Pani oddzwania: Tak, oczywiście może pani do nas oddać to, jako REKLAMACJĘ. Zobaczymy jak ją rozpatrzymy. Co?! W tym momencie mój poziom zdenerwowania osiągnął stan alarmowy. Wykonałam szybki telefon do Rzecznika Praw Konsumenta. Piękne pismo zostało sporządzone w dwóch egzemplarzach (cudowna Pani urzędnik tam pracuje, właściwy człowiek na właściwym miejscu, pozdrawiam gorąco) i dodatkowo zostałam poinstruowana, co i jak dalej zrobić. W tym miejscu moja historia kończy się happy endem. Wracam na wyspę i dostaję zwrot gotówki do ręki. (Podpis na dokumentach i pieczątkę także, że otrzymali pisma.) Ale ile musiałam poświęcić to tylko ja wiem. No tak moja historia kończy się happy endem. Czuję satysfakcję z nie pozwolenia zrobienia z siebie chorego na „bóg jeden wie, co” kretyna. Szkoda tylko, że kosztowało mnie to zdecydowanie więcej niż wart był sam pierścionek. Ale uczucie po wygranej walce okazało się być bezcenne. W opowieści pomijam już szczegóły obsługi klienta. M. in. to, że na moją propozycję przyspieszenia sprawy i przesyłania dokumentów bezpośrednio ode mnie do centrali padła odpowiedź – to tylko mms’em, bo „fax’u nie mamy, a no mailem nie za bardzo”. Czy tylko mi to wygląda na miganie się od dania mi dowodu potwierdzenia otrzymania dokumentów?

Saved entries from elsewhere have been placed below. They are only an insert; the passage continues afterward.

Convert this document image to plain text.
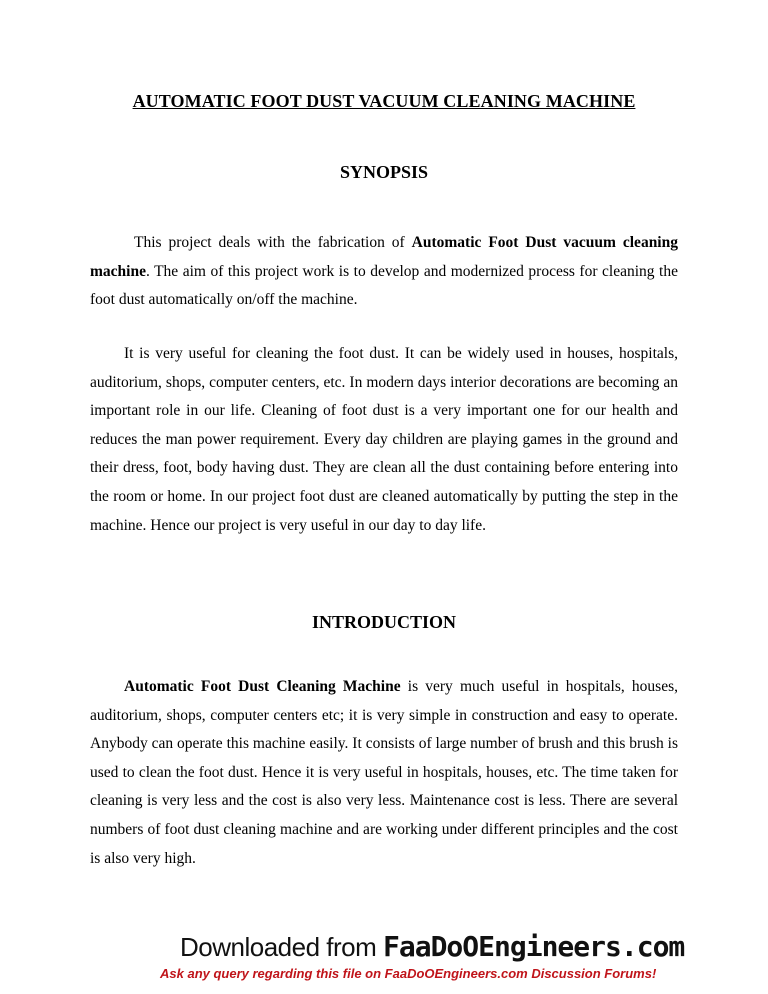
AUTOMATIC FOOT DUST VACUUM CLEANING MACHINE
SYNOPSIS
This project deals with the fabrication of Automatic Foot Dust vacuum cleaning machine. The aim of this project work is to develop and modernized process for cleaning the foot dust automatically on/off the machine.
It is very useful for cleaning the foot dust. It can be widely used in houses, hospitals, auditorium, shops, computer centers, etc. In modern days interior decorations are becoming an important role in our life. Cleaning of foot dust is a very important one for our health and reduces the man power requirement. Every day children are playing games in the ground and their dress, foot, body having dust. They are clean all the dust containing before entering into the room or home. In our project foot dust are cleaned automatically by putting the step in the machine. Hence our project is very useful in our day to day life.
INTRODUCTION
Automatic Foot Dust Cleaning Machine is very much useful in hospitals, houses, auditorium, shops, computer centers etc; it is very simple in construction and easy to operate. Anybody can operate this machine easily. It consists of large number of brush and this brush is used to clean the foot dust. Hence it is very useful in hospitals, houses, etc. The time taken for cleaning is very less and the cost is also very less. Maintenance cost is less. There are several numbers of foot dust cleaning machine and are working under different principles and the cost is also very high.
Downloaded from FaaDoOEngineers.com
Ask any query regarding this file on FaaDoOEngineers.com Discussion Forums!
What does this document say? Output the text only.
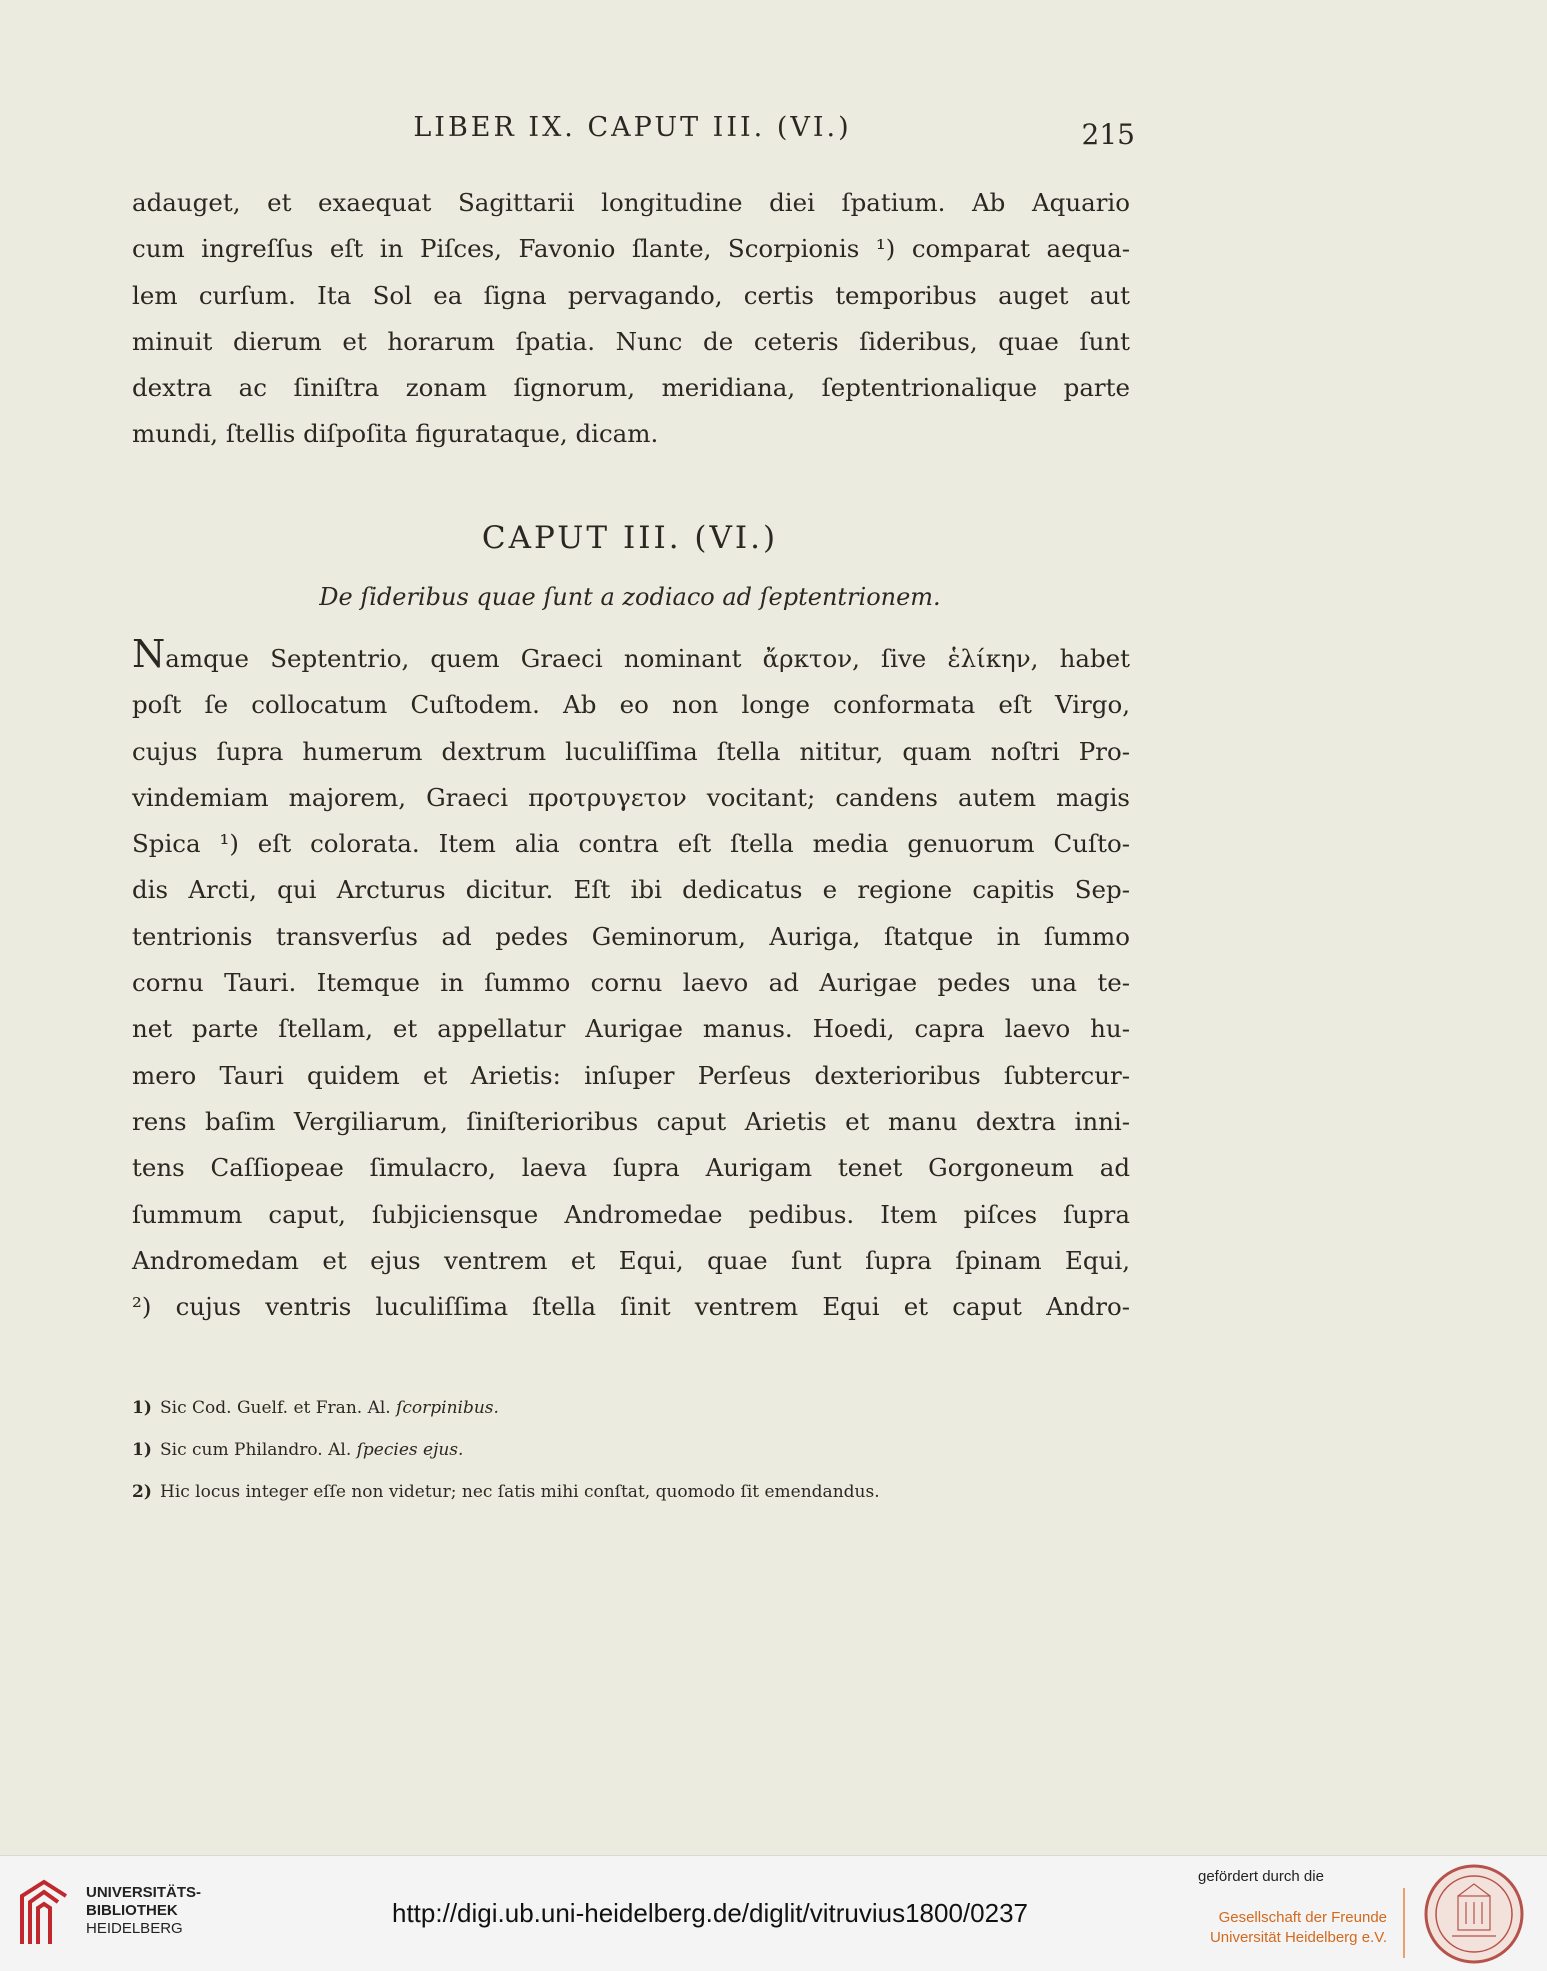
LIBER IX. CAPUT III. (VI.)	215
adauget, et exaequat Sagittarii longitudine diei ſpatium. Ab Aquario
cum ingreſſus eſt in Piſces, Favonio ſlante, Scorpionis ¹) comparat aequa-
lem curſum. Ita Sol ea ſigna pervagando, certis temporibus auget aut
minuit dierum et horarum ſpatia. Nunc de ceteris ſideribus, quae ſunt
dextra ac ſiniſtra zonam ſignorum, meridiana, ſeptentrionalique parte
mundi, ſtellis diſpoſita figurataque, dicam.
CAPUT III. (VI.)
De ſideribus quae ſunt a zodiaco ad ſeptentrionem.
Namque Septentrio, quem Graeci nominant ἄρκτον, ſive ἑλίκην, habet
poſt ſe collocatum Cuſtodem. Ab eo non longe conformata eſt Virgo,
cujus ſupra humerum dextrum luculiſſima ſtella nititur, quam noſtri Pro-
vindemiam majorem, Graeci προτρυγετον vocitant; candens autem magis
Spica ¹) eſt colorata. Item alia contra eſt ſtella media genuorum Cuſto-
dis Arcti, qui Arcturus dicitur. Eſt ibi dedicatus e regione capitis Sep-
tentrionis transverſus ad pedes Geminorum, Auriga, ſtatque in ſummo
cornu Tauri. Itemque in ſummo cornu laevo ad Aurigae pedes una te-
net parte ſtellam, et appellatur Aurigae manus. Hoedi, capra laevo hu-
mero Tauri quidem et Arietis: inſuper Perſeus dexterioribus ſubtercur-
rens baſim Vergiliarum, ſiniſterioribus caput Arietis et manu dextra inni-
tens Caſſiopeae ſimulacro, laeva ſupra Aurigam tenet Gorgoneum ad
ſummum caput, ſubjiciensque Andromedae pedibus. Item piſces ſupra
Andromedam et ejus ventrem et Equi, quae ſunt ſupra ſpinam Equi,
²) cujus ventris luculiſſima ſtella ſinit ventrem Equi et caput Andro-
1) Sic Cod. Guelf. et Fran. Al. ſcorpinibus.
1) Sic cum Philandro. Al. ſpecies ejus.
2) Hic locus integer eſſe non videtur; nec ſatis mihi conſtat, quomodo ſit emendandus.
UNIVERSITÄTS-
BIBLIOTHEK
HEIDELBERG
http://digi.ub.uni-heidelberg.de/diglit/vitruvius1800/0237
gefördert durch die
Gesellschaft der Freunde
Universität Heidelberg e.V.
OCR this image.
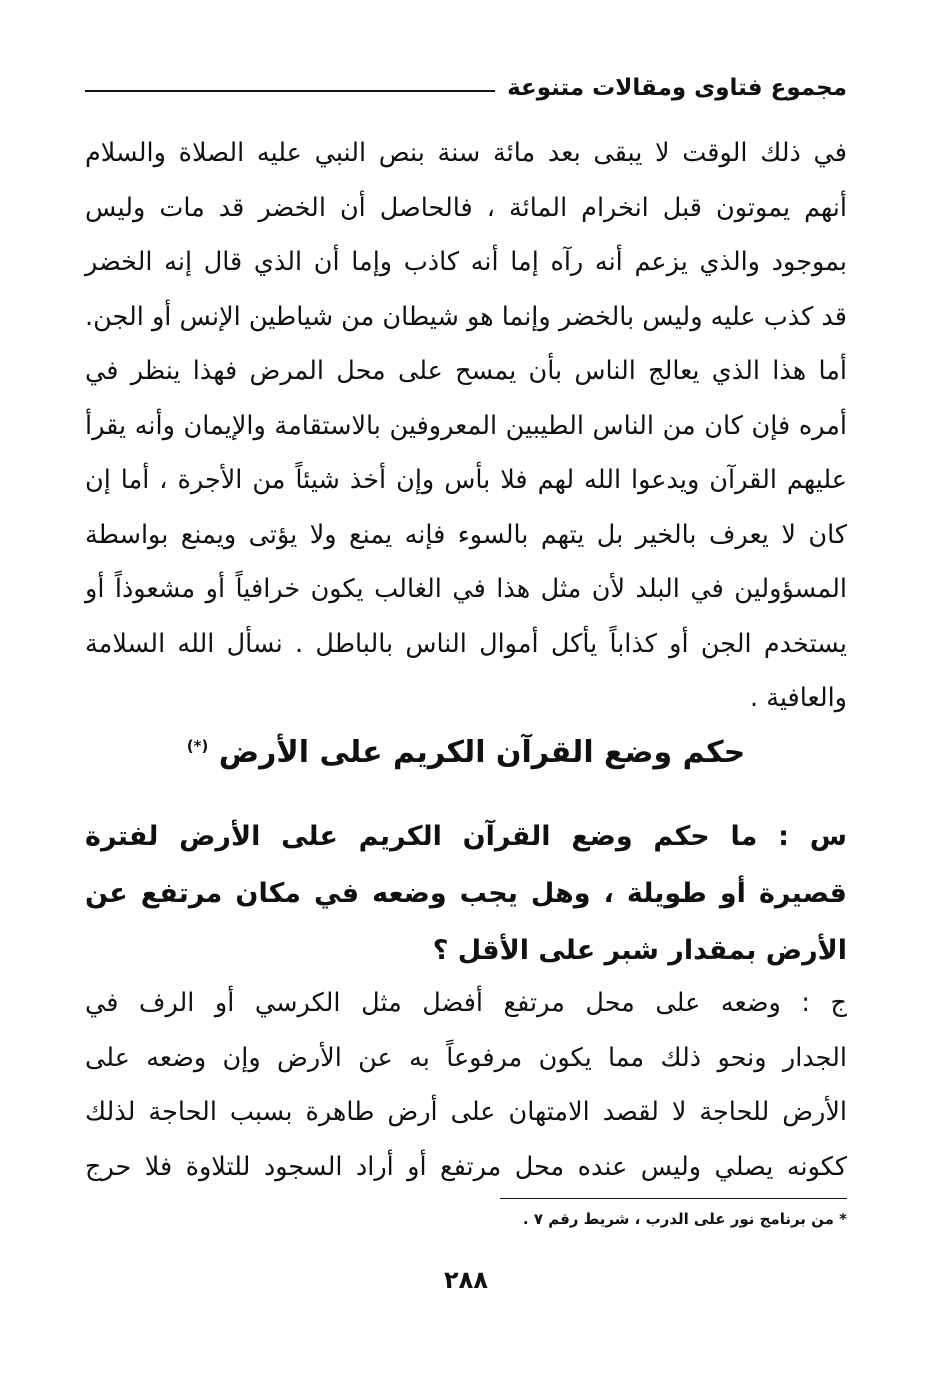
مجموع فتاوى ومقالات متنوعة
في ذلك الوقت لا يبقى بعد مائة سنة بنص النبي عليه الصلاة والسلام
أنهم يموتون قبل انخرام المائة ، فالحاصل أن الخضر قد مات وليس
بموجود والذي يزعم أنه رآه إما أنه كاذب وإما أن الذي قال إنه الخضر
قد كذب عليه وليس بالخضر وإنما هو شيطان من شياطين الإنس أو الجن.
أما هذا الذي يعالج الناس بأن يمسح على محل المرض فهذا ينظر في
أمره فإن كان من الناس الطيبين المعروفين بالاستقامة والإيمان وأنه يقرأ
عليهم القرآن ويدعوا الله لهم فلا بأس وإن أخذ شيئاً من الأجرة ، أما إن
كان لا يعرف بالخير بل يتهم بالسوء فإنه يمنع ولا يؤتى ويمنع بواسطة
المسؤولين في البلد لأن مثل هذا في الغالب يكون خرافياً أو مشعوذاً أو
يستخدم الجن أو كذاباً يأكل أموال الناس بالباطل . نسأل الله السلامة
والعافية .
حكم وضع القرآن الكريم على الأرض (*)
س : ما حكم وضع القرآن الكريم على الأرض لفترة
قصيرة أو طويلة ، وهل يجب وضعه في مكان مرتفع عن
الأرض بمقدار شبر على الأقل ؟
ج : وضعه على محل مرتفع أفضل مثل الكرسي أو الرف في
الجدار ونحو ذلك مما يكون مرفوعاً به عن الأرض وإن وضعه على
الأرض للحاجة لا لقصد الامتهان على أرض طاهرة بسبب الحاجة لذلك
ككونه يصلي وليس عنده محل مرتفع أو أراد السجود للتلاوة فلا حرج

* من برنامج نور على الدرب ، شريط رقم ٧ .

٢٨٨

Szkoda tylko, że dla innych ta sytuacja nie kończy się happy endem.

Po kilku dniach skontaktowała się ze mną sprzedawczyni, czy mogę oddać jej (tzn. firmie, dla której pracuje oryginały dokumentów – potwierdzenie zakupu pierścionka, przeprowadzone badanie z urzędu, że pierścionek jest z metali nieszlachetnych), bo chcą jej wartość pierścionka z pensji potrącić. Shit... No, tu już przegięli. Oczywiście się nie zgodziłam, ponieważ są to moje dokumenty, za które bądź, co bądź sama zleciłam i zapłaciłam z własnej kieszeni.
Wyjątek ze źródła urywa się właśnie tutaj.